A film has been produced that aims to tackle mistrust of the coronavirus vaccine among the Somali community.

Bristol Somali Youth Voice is concerned about low vaccine take-up in black and minority ethnic groups in the city.

The community group, based in Easton, made a short film at a Covid-19 vaccination clinic aimed at dispelling myths around the vaccination programme.

Its chair said the reasons for the low take-up were varied including a lack of understanding and misinformation.
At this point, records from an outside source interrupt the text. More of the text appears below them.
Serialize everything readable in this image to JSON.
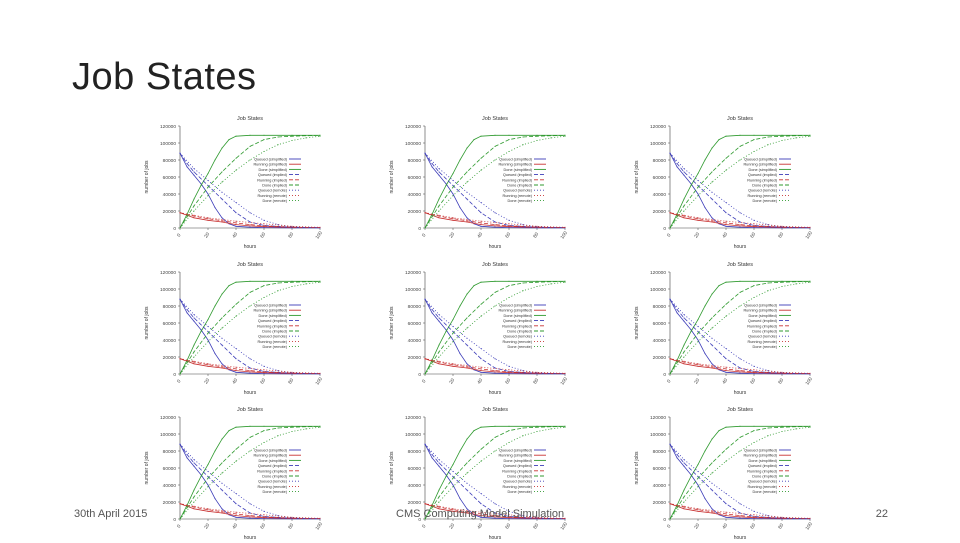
{
  "slide": {
    "title": "Job States",
    "footer_left": "30th April 2015",
    "footer_center": "CMS Computing Model Simulation",
    "page_number": "22"
  },
  "colors": {
    "queued": "#3b3bb8",
    "running": "#c83232",
    "done": "#2f9a2f"
  },
  "chart_data": [
    {
      "type": "line",
      "title": "Job States",
      "xlabel": "hours",
      "ylabel": "number of jobs",
      "xlim": [
        0,
        100
      ],
      "ylim": [
        0,
        120000
      ],
      "yticks": [
        0,
        20000,
        40000,
        60000,
        80000,
        100000,
        120000
      ],
      "ytick_labels": [
        "0",
        "20000",
        "40000",
        "60000",
        "80000",
        "100000",
        "120000"
      ],
      "xticks": [
        0,
        20,
        40,
        60,
        80,
        100
      ],
      "xtick_labels": [
        "0",
        "20",
        "40",
        "60",
        "80",
        "100"
      ],
      "legend_position": "center-right",
      "grid": false,
      "series": [
        {
          "name": "Queued (simplified)",
          "color": "#3b3bb8",
          "style": "solid",
          "x": [
            0,
            5,
            10,
            15,
            20,
            25,
            30,
            35,
            40,
            50,
            60,
            80,
            100
          ],
          "y": [
            88000,
            72000,
            62000,
            52000,
            40000,
            24000,
            12000,
            5000,
            2000,
            1000,
            500,
            200,
            100
          ]
        },
        {
          "name": "Running (simplified)",
          "color": "#c83232",
          "style": "solid",
          "x": [
            0,
            5,
            10,
            20,
            30,
            40,
            50,
            60,
            80,
            100
          ],
          "y": [
            18000,
            15000,
            12000,
            9000,
            7000,
            4000,
            2500,
            1500,
            800,
            500
          ]
        },
        {
          "name": "Done (simplified)",
          "color": "#2f9a2f",
          "style": "solid",
          "x": [
            0,
            5,
            10,
            15,
            20,
            25,
            30,
            35,
            40,
            50,
            60,
            80,
            100
          ],
          "y": [
            0,
            16000,
            34000,
            50000,
            64000,
            80000,
            94000,
            104000,
            108000,
            109000,
            109000,
            109000,
            109000
          ]
        },
        {
          "name": "Queued (implied)",
          "color": "#3b3bb8",
          "style": "dashed",
          "x": [
            0,
            5,
            10,
            20,
            30,
            40,
            50,
            60,
            80,
            100
          ],
          "y": [
            88000,
            76000,
            66000,
            50000,
            34000,
            18000,
            7000,
            3000,
            1000,
            300
          ]
        },
        {
          "name": "Running (implied)",
          "color": "#c83232",
          "style": "dashed",
          "x": [
            0,
            10,
            20,
            30,
            40,
            50,
            60,
            80,
            100
          ],
          "y": [
            18000,
            14000,
            11000,
            8500,
            6000,
            4000,
            2500,
            1000,
            500
          ]
        },
        {
          "name": "Done (implied)",
          "color": "#2f9a2f",
          "style": "dashed",
          "x": [
            0,
            10,
            20,
            30,
            40,
            50,
            60,
            70,
            80,
            100
          ],
          "y": [
            0,
            26000,
            48000,
            66000,
            82000,
            96000,
            104000,
            107000,
            108000,
            109000
          ]
        },
        {
          "name": "Queued (remote)",
          "color": "#3b3bb8",
          "style": "dotted",
          "x": [
            0,
            10,
            20,
            30,
            40,
            50,
            60,
            70,
            80,
            100
          ],
          "y": [
            88000,
            70000,
            56000,
            42000,
            30000,
            18000,
            9000,
            4000,
            1500,
            400
          ]
        },
        {
          "name": "Running (remote)",
          "color": "#c83232",
          "style": "dotted",
          "x": [
            0,
            10,
            20,
            30,
            40,
            60,
            80,
            100
          ],
          "y": [
            18000,
            15000,
            12000,
            10000,
            8000,
            5000,
            2000,
            800
          ]
        },
        {
          "name": "Done (remote)",
          "color": "#2f9a2f",
          "style": "dotted",
          "x": [
            0,
            10,
            20,
            30,
            40,
            50,
            60,
            70,
            80,
            90,
            100
          ],
          "y": [
            0,
            20000,
            38000,
            54000,
            68000,
            80000,
            90000,
            98000,
            103000,
            106000,
            108000
          ]
        }
      ]
    }
  ]
}
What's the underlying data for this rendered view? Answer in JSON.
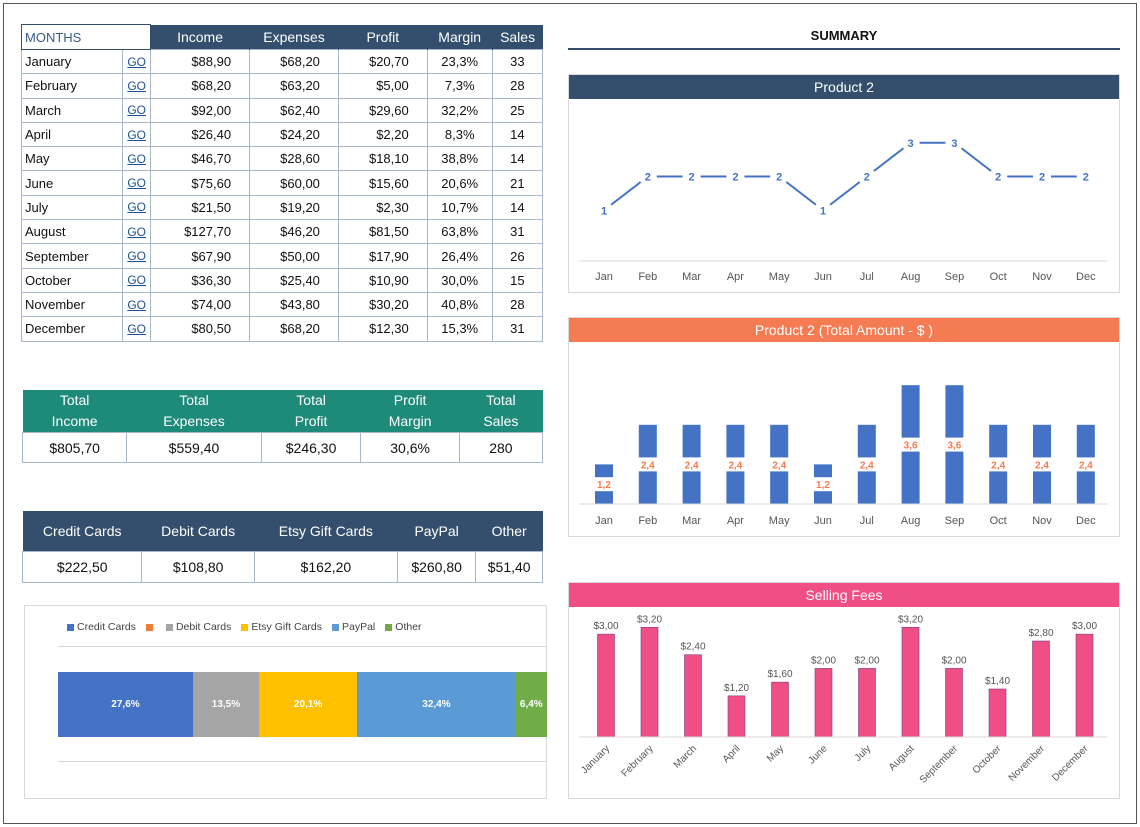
{
  "months_table": {
    "headers": [
      "MONTHS",
      "Income",
      "Expenses",
      "Profit",
      "Margin",
      "Sales"
    ],
    "go_label": "GO",
    "rows": [
      {
        "month": "January",
        "income": "$88,90",
        "expenses": "$68,20",
        "profit": "$20,70",
        "margin": "23,3%",
        "sales": "33"
      },
      {
        "month": "February",
        "income": "$68,20",
        "expenses": "$63,20",
        "profit": "$5,00",
        "margin": "7,3%",
        "sales": "28"
      },
      {
        "month": "March",
        "income": "$92,00",
        "expenses": "$62,40",
        "profit": "$29,60",
        "margin": "32,2%",
        "sales": "25"
      },
      {
        "month": "April",
        "income": "$26,40",
        "expenses": "$24,20",
        "profit": "$2,20",
        "margin": "8,3%",
        "sales": "14"
      },
      {
        "month": "May",
        "income": "$46,70",
        "expenses": "$28,60",
        "profit": "$18,10",
        "margin": "38,8%",
        "sales": "14"
      },
      {
        "month": "June",
        "income": "$75,60",
        "expenses": "$60,00",
        "profit": "$15,60",
        "margin": "20,6%",
        "sales": "21"
      },
      {
        "month": "July",
        "income": "$21,50",
        "expenses": "$19,20",
        "profit": "$2,30",
        "margin": "10,7%",
        "sales": "14"
      },
      {
        "month": "August",
        "income": "$127,70",
        "expenses": "$46,20",
        "profit": "$81,50",
        "margin": "63,8%",
        "sales": "31"
      },
      {
        "month": "September",
        "income": "$67,90",
        "expenses": "$50,00",
        "profit": "$17,90",
        "margin": "26,4%",
        "sales": "26"
      },
      {
        "month": "October",
        "income": "$36,30",
        "expenses": "$25,40",
        "profit": "$10,90",
        "margin": "30,0%",
        "sales": "15"
      },
      {
        "month": "November",
        "income": "$74,00",
        "expenses": "$43,80",
        "profit": "$30,20",
        "margin": "40,8%",
        "sales": "28"
      },
      {
        "month": "December",
        "income": "$80,50",
        "expenses": "$68,20",
        "profit": "$12,30",
        "margin": "15,3%",
        "sales": "31"
      }
    ]
  },
  "totals": {
    "headers": [
      [
        "Total",
        "Income"
      ],
      [
        "Total",
        "Expenses"
      ],
      [
        "Total",
        "Profit"
      ],
      [
        "Profit",
        "Margin"
      ],
      [
        "Total",
        "Sales"
      ]
    ],
    "values": [
      "$805,70",
      "$559,40",
      "$246,30",
      "30,6%",
      "280"
    ]
  },
  "payments": {
    "headers": [
      "Credit Cards",
      "Debit Cards",
      "Etsy Gift Cards",
      "PayPal",
      "Other"
    ],
    "values": [
      "$222,50",
      "$108,80",
      "$162,20",
      "$260,80",
      "$51,40"
    ]
  },
  "colors": {
    "navy": "#344f6d",
    "teal": "#1d8a7a",
    "orange": "#f47b52",
    "pink": "#f04f86",
    "blue": "#4472c4"
  },
  "summary_title": "SUMMARY",
  "chart_data": [
    {
      "type": "bar",
      "stacked": true,
      "orientation": "horizontal",
      "legend_position": "top",
      "categories": [
        "Credit Cards",
        "",
        "Debit Cards",
        "Etsy Gift Cards",
        "PayPal",
        "Other"
      ],
      "colors": [
        "#4472c4",
        "#ed7d31",
        "#a5a5a5",
        "#ffc000",
        "#5b9bd5",
        "#70ad47"
      ],
      "values": [
        27.6,
        0,
        13.5,
        20.1,
        32.4,
        6.4
      ],
      "labels": [
        "27,6%",
        "",
        "13,5%",
        "20,1%",
        "32,4%",
        "6,4%"
      ]
    },
    {
      "type": "line",
      "title": "Product 2",
      "categories": [
        "Jan",
        "Feb",
        "Mar",
        "Apr",
        "May",
        "Jun",
        "Jul",
        "Aug",
        "Sep",
        "Oct",
        "Nov",
        "Dec"
      ],
      "values": [
        1,
        2,
        2,
        2,
        2,
        1,
        2,
        3,
        3,
        2,
        2,
        2
      ],
      "labels": [
        "1",
        "2",
        "2",
        "2",
        "2",
        "1",
        "2",
        "3",
        "3",
        "2",
        "2",
        "2"
      ],
      "ylim": [
        0,
        4
      ],
      "color": "#4472c4"
    },
    {
      "type": "bar",
      "title": "Product 2 (Total Amount - $ )",
      "categories": [
        "Jan",
        "Feb",
        "Mar",
        "Apr",
        "May",
        "Jun",
        "Jul",
        "Aug",
        "Sep",
        "Oct",
        "Nov",
        "Dec"
      ],
      "values": [
        1.2,
        2.4,
        2.4,
        2.4,
        2.4,
        1.2,
        2.4,
        3.6,
        3.6,
        2.4,
        2.4,
        2.4
      ],
      "labels": [
        "1,2",
        "2,4",
        "2,4",
        "2,4",
        "2,4",
        "1,2",
        "2,4",
        "3,6",
        "3,6",
        "2,4",
        "2,4",
        "2,4"
      ],
      "ylim": [
        0,
        4
      ],
      "color": "#4472c4",
      "label_color": "#f47b52"
    },
    {
      "type": "bar",
      "title": "Selling Fees",
      "categories": [
        "January",
        "February",
        "March",
        "April",
        "May",
        "June",
        "July",
        "August",
        "September",
        "October",
        "November",
        "December"
      ],
      "values": [
        3.0,
        3.2,
        2.4,
        1.2,
        1.6,
        2.0,
        2.0,
        3.2,
        2.0,
        1.4,
        2.8,
        3.0
      ],
      "labels": [
        "$3,00",
        "$3,20",
        "$2,40",
        "$1,20",
        "$1,60",
        "$2,00",
        "$2,00",
        "$3,20",
        "$2,00",
        "$1,40",
        "$2,80",
        "$3,00"
      ],
      "ylim": [
        0,
        3.5
      ],
      "color": "#f04f86"
    }
  ]
}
Mohamed Sayaqle, chair of the Bristol Somali Youth Voice, continued: “BAME communities are disproportionally overrepresented both in hospitalization and infection rates but are underrepresented in vaccine uptake.

‘Faces they know’

“It is vital that information about the vaccine should be culturally appropriate and from sources of trust – this is why we made this film.”

In February a study by the University of Oxford and the London School of Hygiene and Tropical Medicine found that black people over the age of 80 were half as likely as their white peers to have been vaccinated against Covid-19.

The film, which features Mr Sayaqle and Dr Peter Torrance from Fireclay Health Centre, in St George and Kingswood, follows a young Somali called DJ who receives a vaccination appointment.

He is hesitant to be vaccinated but speaks to Dr Torrance about the facts which reassure him.

Dr Torrance said: “Health literacy varies amongst communities in how information is interpreted and a lot of the reluctance is around the communication mediums used, that’s why grass roots communication like this is essential.

“It has an impact because local people can see the faces they know from their community that they feel they can trust.”